Though it styles itself as “the world’s leading international violin competition for players under 22”, the list of previous Menuhin winners isn’t exactly crammed with household names. In any concert designed as a celebration, there’s always a tendency towards self-congratulation. So there were some introductory platitudes, and a rather awkward parade of this year’s finalists before the concert began with Yamada’s rather fine, purposeful account of Elgar’s Cockaigne Overture. That turned out to be the highlight of the evening, though there was plenty of fine violin technique on display, and even moments of genuine musical insight, too: Tasmin Little brought lyrical sweetness to the rhapsodic solo line of Gustav Holst’s early, Max Bruch-like A Song of the Night, while Ray Chen launched into Brahms’s Violin Concerto with tremendous energy and intensity, even if it all became a bit too relentless before the end.
Neither of the other two soloists were playing pieces that demanded much of their musicality, though.
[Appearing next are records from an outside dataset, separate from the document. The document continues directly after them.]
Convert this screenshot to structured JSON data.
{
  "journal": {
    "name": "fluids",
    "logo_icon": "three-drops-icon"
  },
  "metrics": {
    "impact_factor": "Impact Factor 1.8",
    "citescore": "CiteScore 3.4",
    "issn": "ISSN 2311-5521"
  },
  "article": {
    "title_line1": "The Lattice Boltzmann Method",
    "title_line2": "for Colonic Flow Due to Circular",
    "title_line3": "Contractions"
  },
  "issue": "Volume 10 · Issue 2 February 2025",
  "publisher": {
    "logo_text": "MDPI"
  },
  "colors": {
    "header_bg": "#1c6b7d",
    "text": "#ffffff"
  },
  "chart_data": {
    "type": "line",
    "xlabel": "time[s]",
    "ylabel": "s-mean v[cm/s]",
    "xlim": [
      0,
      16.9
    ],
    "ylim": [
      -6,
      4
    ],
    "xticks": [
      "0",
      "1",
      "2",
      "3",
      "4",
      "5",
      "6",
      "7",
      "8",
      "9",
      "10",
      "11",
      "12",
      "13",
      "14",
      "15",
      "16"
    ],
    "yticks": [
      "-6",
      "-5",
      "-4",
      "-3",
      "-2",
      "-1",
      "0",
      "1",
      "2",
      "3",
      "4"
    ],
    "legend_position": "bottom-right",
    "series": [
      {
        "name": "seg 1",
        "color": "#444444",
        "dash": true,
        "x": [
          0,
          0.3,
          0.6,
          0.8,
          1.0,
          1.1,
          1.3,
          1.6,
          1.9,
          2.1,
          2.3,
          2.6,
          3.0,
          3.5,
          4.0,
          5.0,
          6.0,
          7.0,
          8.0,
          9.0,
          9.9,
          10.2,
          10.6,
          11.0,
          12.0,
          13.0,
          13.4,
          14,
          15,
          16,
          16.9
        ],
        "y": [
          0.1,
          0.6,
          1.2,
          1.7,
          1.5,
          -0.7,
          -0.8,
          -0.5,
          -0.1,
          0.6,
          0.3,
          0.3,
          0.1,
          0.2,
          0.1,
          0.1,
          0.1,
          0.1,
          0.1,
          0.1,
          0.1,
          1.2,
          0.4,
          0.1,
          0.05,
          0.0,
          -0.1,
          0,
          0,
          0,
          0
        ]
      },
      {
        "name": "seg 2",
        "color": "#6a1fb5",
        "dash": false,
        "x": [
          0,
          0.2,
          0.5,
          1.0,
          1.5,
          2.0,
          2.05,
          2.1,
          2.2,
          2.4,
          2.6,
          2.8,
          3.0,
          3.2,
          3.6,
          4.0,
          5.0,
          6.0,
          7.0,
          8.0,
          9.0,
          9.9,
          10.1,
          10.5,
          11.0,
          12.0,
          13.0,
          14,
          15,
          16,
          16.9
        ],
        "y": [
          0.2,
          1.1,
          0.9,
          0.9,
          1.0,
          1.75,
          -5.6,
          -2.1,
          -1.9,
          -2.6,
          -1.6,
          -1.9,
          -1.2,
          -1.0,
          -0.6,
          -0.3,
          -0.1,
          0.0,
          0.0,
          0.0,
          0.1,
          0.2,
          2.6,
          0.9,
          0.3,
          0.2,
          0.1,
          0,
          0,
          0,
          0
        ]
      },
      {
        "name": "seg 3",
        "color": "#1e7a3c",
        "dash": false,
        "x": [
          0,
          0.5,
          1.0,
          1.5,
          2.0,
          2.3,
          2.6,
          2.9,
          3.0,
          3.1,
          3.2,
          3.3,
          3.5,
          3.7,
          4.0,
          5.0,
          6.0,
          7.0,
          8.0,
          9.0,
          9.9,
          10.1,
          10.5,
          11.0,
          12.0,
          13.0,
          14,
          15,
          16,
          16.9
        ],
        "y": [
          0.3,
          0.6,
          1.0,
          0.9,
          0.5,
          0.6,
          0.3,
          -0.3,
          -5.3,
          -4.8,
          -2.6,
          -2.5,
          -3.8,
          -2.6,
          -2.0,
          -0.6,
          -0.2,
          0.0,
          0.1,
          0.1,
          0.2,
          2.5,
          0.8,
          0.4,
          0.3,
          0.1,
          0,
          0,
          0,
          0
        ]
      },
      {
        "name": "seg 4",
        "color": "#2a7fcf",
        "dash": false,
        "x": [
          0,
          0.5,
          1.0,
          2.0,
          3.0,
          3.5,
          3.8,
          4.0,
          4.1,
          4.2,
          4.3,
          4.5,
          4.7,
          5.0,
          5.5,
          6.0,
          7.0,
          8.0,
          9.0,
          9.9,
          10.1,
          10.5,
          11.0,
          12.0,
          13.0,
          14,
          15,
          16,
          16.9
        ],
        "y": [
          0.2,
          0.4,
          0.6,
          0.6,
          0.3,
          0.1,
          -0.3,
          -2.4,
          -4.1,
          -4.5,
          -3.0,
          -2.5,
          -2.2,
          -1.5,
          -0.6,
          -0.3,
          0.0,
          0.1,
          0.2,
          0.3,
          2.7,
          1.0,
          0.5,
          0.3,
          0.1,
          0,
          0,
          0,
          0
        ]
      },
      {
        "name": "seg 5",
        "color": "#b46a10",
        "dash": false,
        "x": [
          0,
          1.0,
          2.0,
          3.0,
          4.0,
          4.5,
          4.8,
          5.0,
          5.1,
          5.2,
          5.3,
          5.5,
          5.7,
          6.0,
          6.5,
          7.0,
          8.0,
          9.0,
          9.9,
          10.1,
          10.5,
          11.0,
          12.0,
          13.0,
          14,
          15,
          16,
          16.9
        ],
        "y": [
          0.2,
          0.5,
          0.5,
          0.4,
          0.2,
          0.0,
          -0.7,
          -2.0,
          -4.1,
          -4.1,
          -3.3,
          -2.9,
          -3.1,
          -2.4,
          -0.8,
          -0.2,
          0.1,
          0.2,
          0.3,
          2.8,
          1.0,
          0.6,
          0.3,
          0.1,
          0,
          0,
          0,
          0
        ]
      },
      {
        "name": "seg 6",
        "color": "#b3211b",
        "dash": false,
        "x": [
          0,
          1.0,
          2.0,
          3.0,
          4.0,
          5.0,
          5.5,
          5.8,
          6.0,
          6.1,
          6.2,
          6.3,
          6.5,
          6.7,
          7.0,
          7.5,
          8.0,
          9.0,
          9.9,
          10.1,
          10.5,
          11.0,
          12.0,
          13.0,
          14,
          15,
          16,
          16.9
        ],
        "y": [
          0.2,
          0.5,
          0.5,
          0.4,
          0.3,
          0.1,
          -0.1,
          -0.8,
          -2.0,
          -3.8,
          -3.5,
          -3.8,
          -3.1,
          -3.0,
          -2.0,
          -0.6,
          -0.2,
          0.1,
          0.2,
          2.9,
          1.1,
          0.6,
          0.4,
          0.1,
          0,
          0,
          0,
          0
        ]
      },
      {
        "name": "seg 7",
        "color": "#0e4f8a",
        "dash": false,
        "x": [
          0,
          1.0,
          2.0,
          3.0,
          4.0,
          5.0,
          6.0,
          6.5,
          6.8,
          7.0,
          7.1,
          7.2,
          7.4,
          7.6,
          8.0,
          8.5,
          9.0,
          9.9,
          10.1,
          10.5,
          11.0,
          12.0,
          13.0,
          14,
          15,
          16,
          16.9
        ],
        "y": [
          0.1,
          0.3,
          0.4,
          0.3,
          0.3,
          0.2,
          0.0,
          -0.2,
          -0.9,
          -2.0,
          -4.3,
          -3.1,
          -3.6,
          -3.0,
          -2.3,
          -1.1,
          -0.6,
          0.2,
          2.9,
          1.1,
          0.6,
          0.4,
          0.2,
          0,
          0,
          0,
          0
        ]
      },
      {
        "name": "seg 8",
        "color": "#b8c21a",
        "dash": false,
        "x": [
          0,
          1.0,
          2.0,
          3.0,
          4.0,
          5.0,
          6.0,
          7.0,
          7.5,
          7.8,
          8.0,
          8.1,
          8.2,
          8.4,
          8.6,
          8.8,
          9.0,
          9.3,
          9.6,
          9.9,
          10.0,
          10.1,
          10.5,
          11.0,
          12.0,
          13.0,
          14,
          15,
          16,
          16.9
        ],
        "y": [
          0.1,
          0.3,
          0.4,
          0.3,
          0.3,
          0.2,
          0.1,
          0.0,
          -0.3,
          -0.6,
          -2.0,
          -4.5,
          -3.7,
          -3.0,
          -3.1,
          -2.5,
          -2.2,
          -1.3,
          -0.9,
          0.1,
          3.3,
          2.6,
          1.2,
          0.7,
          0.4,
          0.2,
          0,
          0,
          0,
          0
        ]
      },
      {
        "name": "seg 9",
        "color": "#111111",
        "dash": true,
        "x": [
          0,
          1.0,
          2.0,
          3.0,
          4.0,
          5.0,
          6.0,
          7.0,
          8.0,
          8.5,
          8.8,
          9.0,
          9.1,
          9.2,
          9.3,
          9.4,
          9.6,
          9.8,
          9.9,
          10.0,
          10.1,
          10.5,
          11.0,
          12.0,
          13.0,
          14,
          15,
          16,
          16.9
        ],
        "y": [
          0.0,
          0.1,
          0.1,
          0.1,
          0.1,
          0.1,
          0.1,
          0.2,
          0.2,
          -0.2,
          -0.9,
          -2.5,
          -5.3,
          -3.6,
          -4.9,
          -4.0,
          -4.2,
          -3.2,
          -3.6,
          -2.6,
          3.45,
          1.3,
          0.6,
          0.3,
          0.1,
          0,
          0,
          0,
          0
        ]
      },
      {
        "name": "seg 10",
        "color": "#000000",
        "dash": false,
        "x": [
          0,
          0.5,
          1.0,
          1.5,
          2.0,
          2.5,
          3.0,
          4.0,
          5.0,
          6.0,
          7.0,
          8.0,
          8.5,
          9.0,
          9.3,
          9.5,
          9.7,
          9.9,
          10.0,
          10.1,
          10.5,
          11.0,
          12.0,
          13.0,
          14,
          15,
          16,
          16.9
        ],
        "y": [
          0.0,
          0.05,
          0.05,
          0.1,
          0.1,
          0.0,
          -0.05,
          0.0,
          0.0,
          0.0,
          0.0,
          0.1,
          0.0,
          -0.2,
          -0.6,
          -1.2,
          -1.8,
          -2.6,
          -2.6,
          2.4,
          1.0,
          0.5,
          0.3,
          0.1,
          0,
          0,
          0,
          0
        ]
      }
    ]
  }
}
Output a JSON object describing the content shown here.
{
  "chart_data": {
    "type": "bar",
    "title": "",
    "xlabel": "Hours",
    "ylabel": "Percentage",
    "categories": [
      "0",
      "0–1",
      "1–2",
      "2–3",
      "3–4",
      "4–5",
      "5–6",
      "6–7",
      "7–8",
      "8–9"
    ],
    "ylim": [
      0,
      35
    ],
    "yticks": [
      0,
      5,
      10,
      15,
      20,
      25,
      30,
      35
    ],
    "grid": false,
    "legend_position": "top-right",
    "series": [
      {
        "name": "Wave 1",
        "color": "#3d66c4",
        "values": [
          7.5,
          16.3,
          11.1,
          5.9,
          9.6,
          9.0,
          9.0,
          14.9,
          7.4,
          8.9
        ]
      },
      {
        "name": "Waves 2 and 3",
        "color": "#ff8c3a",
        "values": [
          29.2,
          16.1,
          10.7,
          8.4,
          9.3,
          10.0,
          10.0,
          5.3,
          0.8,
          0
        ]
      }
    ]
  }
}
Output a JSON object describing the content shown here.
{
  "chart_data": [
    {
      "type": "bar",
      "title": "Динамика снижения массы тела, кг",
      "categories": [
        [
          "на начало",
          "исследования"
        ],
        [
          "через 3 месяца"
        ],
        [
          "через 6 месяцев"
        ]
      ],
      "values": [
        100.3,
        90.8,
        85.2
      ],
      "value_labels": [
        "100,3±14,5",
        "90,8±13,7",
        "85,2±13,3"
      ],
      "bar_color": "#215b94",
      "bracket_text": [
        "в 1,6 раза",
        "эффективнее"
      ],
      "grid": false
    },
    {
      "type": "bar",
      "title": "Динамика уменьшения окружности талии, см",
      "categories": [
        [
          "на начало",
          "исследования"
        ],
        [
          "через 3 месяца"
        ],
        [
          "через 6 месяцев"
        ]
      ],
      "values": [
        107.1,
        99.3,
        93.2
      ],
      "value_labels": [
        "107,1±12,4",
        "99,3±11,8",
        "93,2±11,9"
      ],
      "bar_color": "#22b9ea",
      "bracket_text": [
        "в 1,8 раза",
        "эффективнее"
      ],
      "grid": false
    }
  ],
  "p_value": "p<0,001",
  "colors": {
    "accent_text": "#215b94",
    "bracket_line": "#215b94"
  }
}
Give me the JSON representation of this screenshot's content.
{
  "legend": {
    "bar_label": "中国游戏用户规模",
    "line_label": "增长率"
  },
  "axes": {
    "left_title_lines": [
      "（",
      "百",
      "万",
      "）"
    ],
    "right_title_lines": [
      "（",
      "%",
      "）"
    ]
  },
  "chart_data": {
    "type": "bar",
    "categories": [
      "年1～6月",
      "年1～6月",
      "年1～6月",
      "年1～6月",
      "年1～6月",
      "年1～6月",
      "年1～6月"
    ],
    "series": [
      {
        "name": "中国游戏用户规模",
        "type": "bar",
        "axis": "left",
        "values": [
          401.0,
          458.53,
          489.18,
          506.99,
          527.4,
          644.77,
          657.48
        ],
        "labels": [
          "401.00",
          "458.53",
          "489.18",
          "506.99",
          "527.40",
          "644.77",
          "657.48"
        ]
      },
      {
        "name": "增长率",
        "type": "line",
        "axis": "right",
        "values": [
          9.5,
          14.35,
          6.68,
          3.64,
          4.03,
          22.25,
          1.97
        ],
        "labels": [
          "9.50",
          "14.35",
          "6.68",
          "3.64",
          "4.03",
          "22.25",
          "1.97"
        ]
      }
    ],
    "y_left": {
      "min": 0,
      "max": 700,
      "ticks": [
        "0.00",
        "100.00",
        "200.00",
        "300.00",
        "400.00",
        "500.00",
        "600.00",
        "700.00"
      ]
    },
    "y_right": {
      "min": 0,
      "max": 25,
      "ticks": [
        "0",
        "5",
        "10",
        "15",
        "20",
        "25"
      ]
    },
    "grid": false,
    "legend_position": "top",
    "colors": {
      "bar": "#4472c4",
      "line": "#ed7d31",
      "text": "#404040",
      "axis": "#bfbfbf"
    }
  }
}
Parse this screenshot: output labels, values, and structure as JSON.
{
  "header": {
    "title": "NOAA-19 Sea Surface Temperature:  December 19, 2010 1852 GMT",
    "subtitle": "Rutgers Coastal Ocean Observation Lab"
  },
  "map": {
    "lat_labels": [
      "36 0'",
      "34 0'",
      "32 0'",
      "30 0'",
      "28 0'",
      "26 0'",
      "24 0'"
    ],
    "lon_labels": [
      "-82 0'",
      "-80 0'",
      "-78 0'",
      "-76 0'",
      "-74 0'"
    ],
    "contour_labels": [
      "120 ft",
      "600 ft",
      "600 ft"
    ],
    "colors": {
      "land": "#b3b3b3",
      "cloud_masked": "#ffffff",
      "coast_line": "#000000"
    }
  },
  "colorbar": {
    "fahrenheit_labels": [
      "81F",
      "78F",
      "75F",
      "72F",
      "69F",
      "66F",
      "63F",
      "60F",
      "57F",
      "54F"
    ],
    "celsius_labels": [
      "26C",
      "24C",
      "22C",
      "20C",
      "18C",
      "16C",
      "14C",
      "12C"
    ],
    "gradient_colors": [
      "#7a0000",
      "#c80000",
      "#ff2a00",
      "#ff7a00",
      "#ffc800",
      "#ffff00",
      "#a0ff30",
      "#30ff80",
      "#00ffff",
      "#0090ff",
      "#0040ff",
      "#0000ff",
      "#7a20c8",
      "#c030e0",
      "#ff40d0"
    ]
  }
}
The winner of the junior competition two years ago, Rennosuke Fukuda, certainly dispatched Franz Waxman’s Carmen Fantasie with every bit of the brilliance it needs, while Jianfeng Chen got to give the world premiere of the solo-violin test piece commissioned for this year’s senior competition from Roxanna Panufnik. Her Hora Bessarabia is a perfectly efficient homage to Romanian Gypsy music in a slow-fast form, though stylistically it would have seemed old-fashioned 100 years ago. But then as the repertoire for this competition seems to pretend that music ended 100 years ago with Prokofiev, perhaps that was appropriate.
• The Menuhin Competition continues until 17 April.